+comunity+ Endredaktion Programm 2018

Martin Schitter ms at mur.at
Do Okt 12 17:36:57 CEST 2017


On 2017-10-12 13:55, ft at mur.at wrote:
>    geschaetzte comunizierende,
> ich hab den antrag angeschaut (und dank an die autorinnen!) und ein paar 
> anmerkungen zu den teilen, die ich gelesen hab (mit dem ueblichen 
> disclaimer: sind alles vorschlaege; nehmt was ihr brauchen koennt, und 
> den rest verwerft):

lieber friedrich!

ganz ganz lieben dank, dass du dir diese mühe gemacht hast!
deine anregungen sind wirklich super!

wennst sie gleich auf gitlab gemacht hättest, und wir einfach nur mehr 
entscheiden müssten, ob wir den jeweiligen änderungsvorschlag mergen od. 
die ursprüngliche formulierung beibehalten, wäre es natürlich noch 
praktischer, aber so einfach gestalet sich das ja leider nie, wenn 
mehrere leute gemeinsam an einem text arbeiten.
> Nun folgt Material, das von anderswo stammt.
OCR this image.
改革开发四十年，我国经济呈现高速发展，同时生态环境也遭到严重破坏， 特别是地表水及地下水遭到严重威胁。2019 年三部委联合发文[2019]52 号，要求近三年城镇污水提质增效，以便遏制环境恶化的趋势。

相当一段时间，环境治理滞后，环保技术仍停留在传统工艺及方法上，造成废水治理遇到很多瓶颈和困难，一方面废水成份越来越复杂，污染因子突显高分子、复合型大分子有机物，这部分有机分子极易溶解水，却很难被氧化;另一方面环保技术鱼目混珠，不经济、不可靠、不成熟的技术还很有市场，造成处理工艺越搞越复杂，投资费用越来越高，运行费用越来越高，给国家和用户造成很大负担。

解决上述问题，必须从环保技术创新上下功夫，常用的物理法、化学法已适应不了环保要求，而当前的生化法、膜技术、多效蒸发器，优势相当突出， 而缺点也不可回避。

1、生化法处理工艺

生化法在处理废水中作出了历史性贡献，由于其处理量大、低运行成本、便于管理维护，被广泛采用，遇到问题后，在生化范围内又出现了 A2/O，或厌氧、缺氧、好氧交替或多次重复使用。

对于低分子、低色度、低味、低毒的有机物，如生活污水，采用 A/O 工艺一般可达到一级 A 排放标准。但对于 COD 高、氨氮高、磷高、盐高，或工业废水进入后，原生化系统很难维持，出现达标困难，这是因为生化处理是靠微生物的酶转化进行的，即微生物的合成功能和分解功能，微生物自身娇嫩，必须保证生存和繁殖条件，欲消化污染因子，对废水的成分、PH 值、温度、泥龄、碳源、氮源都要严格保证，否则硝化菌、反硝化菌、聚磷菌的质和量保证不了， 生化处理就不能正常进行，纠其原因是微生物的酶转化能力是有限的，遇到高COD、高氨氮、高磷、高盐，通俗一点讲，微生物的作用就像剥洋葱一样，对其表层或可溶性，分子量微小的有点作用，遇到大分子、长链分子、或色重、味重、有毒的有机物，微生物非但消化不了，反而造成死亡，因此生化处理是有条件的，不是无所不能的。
ich muss mich bei meiner antwort relativ kurz halten, damit ich nicht 
alle zeit vertrödle, um deine anregungen noch tatsächlich einzubauen.
trotzdem sind es oft gerade die eher kleinen änderungswünsche bzw. dein 
ausgesprochen feines gefühl für mängel im sprachliche ausdruck, die ich 
natürlich besonders schätze.

> # ich wuerd den ersten absatz ("Obwohl mur.at ... herausgegriffen") 
> streichen.
> - er klingt entschuldigend: eigentlich machen wir was anderes, aber wir 
> wollen trotzdem ueber machine learning nachdenken.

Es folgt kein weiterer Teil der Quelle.